What I have learned putting all of it together (outside of GPT) and with my other 6 companies
- Have a bold vision that is uniquely yours (and aligned with the BoD)
- Plan for 5 – 10 years ahead with building the market-product fit for each asset
- Build the company to increase PoS (taking layers of risk off at a time) with each financing
- Decide early before capital formation, are you a single asset company or more
- Meaningful clinical data is the single most value creating event for a biotech (try to get it done in the first trial)
- There are easier ways to make money than being in a Biotech – make sure you are in it for the patients (anything else will pale in comparison)
- People in the end are what matter through the journey (colleagues, BoD members, investors, KOLs, SAB members, competitors and most importantly the patients)
The Road Ahead: Grandeur with Humility
Our ambition remains as grand as ever—to rewrite the future of medicine, one RNA edit at a time. We have laid out an ambitious 3-2-1 strategy to get three clinical assets, across two tissue types with a single platform through 2027. We approach this mission with humility, knowing that each step forward is earned through teamwork, learning, an unwavering focus on patients and generating evidence along the way.
These are exciting times for us at Korro, and the field in general! Despite the external market environment, as long as we generate hope for patients and provide an option to transform their lives, everyone at Korro is excited on the possibilities of RNA editing and the potential benefit it can bring for patients.
To everyone who has joined, invested in, advised, or supported Korro Bio: thank you for believing in this vision and for driving it forward with passion and integrity. The journey is far from over, and I’m honored to continue building this organization alongside you.

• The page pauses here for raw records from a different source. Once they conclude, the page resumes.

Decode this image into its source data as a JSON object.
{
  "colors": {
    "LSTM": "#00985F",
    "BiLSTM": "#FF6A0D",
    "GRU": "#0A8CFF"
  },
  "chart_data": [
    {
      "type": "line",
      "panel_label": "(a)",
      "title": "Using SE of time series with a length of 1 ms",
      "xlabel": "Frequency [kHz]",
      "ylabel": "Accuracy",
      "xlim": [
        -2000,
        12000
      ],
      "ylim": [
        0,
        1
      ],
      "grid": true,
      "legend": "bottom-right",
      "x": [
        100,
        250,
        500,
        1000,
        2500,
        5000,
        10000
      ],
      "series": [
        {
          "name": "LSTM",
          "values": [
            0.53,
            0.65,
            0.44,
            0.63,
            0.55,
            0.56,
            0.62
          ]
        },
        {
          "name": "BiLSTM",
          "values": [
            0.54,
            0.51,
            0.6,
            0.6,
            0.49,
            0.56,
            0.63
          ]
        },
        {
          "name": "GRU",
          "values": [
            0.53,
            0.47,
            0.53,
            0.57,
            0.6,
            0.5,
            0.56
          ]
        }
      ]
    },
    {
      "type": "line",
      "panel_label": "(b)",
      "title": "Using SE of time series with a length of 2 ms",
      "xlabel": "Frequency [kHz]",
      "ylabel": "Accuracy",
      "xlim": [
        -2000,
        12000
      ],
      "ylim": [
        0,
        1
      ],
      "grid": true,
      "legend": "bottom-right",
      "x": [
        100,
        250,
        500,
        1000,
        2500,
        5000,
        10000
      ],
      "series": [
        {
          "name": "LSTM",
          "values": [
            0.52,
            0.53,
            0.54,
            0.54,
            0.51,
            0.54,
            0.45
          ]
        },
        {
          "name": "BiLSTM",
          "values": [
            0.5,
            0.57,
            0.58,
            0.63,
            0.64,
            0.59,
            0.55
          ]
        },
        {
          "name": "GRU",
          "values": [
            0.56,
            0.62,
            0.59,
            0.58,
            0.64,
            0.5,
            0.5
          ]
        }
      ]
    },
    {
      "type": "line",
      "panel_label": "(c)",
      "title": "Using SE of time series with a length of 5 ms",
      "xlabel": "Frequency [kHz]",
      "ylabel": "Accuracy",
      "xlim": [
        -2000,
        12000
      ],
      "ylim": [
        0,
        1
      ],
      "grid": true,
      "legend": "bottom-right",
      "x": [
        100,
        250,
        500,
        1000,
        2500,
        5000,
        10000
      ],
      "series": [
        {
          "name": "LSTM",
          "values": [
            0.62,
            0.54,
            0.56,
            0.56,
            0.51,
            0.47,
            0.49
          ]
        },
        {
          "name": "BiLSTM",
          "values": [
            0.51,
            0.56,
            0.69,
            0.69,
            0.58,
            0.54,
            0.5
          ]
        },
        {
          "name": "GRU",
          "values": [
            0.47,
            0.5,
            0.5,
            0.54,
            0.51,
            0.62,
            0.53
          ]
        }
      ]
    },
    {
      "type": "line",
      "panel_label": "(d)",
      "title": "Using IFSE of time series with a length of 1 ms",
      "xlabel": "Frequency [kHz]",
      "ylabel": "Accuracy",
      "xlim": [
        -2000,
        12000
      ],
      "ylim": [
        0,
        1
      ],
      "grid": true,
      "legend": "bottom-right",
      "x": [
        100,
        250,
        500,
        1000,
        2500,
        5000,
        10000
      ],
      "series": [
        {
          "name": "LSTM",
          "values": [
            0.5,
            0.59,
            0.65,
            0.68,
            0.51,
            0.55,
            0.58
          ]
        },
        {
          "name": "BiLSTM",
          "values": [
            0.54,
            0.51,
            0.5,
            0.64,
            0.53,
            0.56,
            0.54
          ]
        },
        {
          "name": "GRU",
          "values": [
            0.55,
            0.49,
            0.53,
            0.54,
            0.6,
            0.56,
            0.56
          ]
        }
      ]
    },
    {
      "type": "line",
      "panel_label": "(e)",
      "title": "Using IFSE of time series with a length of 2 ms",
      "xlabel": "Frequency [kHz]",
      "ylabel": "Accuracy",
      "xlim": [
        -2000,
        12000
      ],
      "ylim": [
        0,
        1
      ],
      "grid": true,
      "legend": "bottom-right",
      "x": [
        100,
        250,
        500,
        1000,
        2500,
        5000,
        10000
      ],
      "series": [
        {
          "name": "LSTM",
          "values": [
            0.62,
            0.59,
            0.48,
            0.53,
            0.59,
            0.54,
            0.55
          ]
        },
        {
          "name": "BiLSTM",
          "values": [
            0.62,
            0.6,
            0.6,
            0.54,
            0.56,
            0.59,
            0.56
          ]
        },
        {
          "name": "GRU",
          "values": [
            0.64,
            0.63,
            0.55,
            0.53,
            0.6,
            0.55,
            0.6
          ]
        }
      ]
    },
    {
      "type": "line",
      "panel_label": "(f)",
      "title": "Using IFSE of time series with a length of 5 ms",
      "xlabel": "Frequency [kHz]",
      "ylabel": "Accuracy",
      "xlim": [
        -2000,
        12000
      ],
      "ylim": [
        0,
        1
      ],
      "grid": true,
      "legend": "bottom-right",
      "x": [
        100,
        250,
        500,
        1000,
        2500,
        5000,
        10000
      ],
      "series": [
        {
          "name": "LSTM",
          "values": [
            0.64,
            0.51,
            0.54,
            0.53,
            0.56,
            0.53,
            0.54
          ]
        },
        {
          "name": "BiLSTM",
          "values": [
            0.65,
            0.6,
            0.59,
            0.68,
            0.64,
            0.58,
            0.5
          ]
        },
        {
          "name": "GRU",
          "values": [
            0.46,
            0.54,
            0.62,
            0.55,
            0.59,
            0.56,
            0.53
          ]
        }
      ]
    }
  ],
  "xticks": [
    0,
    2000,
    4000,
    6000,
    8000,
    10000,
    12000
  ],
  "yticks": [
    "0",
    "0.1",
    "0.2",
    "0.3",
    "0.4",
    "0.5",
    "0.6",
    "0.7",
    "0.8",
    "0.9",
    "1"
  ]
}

Certain statements in this blog may constitute “forward-looking statements” within the meaning of the Private Securities Litigation Reform Act of 1995, as amended. Forward-looking statements include, but are not limited to, express or implied statements regarding expectations, hopes, beliefs, intentions or strategies of Korro regarding the future including, without limitation, express or implied statements regarding execution of the 3-2-1 strategy, among others. Forward-looking statements are based on current expectations and assumptions that, while considered reasonable are inherently uncertain. Nothing herein should be regarded as a representation by any person that the forward-looking statements set forth herein will be achieved or that any of the contemplated results of such forward-looking statements will be achieved.